For the particle physics community the notorious “Higgs boson” is the Holy Grail: This entirely theoretical construct is thought to give mass to matter – without which the material world wouldn’t amount to much, pharm obviously. They hope to find it with the help of the massive and massively expensive Large Hadron Collider built by CERN along the Franco-Swiss border. Outside the scientific community it is whimsically referred to as the “God particle.”

In the March 8 Globe and Mail Rolf-Dieter Heuer, advice the director of CERN, is quoted as follows: “The Higgs particle is not easy to find. We know everything about the Higgs particle, except if it exists.”

Sort of like God, no?

Those who hope for the reconciliation of monotheism and modern science should be very pleased.

Book: Hera or Empathy

Ever since Plato, philosophers have been imagining future utopian societies.

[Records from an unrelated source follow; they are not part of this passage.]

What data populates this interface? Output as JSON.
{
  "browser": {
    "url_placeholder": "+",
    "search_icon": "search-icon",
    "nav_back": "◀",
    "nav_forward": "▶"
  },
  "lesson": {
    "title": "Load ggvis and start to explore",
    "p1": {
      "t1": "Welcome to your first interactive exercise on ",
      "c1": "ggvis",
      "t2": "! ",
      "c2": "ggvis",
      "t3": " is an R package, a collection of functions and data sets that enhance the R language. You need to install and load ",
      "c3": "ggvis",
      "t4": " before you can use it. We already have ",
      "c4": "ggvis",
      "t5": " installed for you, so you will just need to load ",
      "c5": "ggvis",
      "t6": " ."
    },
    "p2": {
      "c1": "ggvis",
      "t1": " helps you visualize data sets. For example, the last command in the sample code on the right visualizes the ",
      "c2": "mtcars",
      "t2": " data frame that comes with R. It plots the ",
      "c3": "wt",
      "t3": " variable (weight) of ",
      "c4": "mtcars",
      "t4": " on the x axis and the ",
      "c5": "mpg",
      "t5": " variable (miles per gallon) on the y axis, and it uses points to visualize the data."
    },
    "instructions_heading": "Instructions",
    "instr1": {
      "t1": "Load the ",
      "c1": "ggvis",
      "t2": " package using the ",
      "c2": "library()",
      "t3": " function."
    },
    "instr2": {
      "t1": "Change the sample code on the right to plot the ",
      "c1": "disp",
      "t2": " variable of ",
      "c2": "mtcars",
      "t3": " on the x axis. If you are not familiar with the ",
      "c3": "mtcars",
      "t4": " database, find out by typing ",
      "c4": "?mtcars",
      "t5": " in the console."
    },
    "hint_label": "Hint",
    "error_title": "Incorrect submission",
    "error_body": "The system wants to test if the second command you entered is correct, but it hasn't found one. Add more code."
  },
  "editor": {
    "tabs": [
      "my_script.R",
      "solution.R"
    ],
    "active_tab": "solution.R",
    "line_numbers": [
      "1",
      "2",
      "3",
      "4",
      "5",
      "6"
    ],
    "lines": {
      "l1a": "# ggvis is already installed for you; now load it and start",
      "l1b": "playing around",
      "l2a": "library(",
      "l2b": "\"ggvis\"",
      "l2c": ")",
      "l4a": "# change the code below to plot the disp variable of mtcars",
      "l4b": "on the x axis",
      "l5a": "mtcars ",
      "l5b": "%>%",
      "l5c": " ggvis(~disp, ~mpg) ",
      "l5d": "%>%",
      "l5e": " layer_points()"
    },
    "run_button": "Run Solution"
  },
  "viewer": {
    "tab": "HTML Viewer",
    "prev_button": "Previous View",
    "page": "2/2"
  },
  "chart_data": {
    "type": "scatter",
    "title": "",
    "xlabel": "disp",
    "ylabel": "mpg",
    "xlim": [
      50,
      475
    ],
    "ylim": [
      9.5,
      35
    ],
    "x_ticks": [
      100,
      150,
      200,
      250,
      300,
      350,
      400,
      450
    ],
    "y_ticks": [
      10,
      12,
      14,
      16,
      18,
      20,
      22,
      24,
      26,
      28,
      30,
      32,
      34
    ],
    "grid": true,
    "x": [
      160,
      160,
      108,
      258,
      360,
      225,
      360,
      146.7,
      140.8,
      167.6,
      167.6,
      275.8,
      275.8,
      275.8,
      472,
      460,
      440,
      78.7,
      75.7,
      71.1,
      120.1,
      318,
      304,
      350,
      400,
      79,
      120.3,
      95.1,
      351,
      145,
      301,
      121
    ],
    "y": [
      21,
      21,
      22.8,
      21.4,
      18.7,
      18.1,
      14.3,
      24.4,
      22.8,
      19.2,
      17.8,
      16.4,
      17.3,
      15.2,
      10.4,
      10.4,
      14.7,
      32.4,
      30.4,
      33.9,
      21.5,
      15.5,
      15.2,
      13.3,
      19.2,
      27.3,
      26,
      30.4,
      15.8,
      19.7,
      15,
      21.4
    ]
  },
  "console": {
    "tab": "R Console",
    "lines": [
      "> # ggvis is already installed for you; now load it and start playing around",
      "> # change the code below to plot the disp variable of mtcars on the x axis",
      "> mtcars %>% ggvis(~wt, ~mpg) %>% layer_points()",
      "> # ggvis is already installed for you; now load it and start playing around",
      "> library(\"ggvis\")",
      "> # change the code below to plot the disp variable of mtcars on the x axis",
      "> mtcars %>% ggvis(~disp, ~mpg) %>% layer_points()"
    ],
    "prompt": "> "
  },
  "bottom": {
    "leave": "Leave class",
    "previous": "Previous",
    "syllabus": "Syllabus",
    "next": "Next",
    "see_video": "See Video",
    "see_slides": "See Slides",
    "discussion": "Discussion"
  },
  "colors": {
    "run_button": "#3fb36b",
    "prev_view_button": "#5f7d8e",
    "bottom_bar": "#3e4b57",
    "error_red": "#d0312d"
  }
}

In more recent times, many of these fantasies have been about the doings of scientists because modern science fascinates us with the prospect of changing every aspect of our lives.

Hera is one of twelve sisters genetically modified by their neuroscientist parents to have superior mental faculties. During their teenage years the sisters were forced to flee for their lives from the remote Indonesian village where they were born. Later, Hera challenges her father’s right to have engineered his children, using the Biblical story of creation against him. But one day she discovers that the sisters’ genes contain modifications that their parents didn’t intend.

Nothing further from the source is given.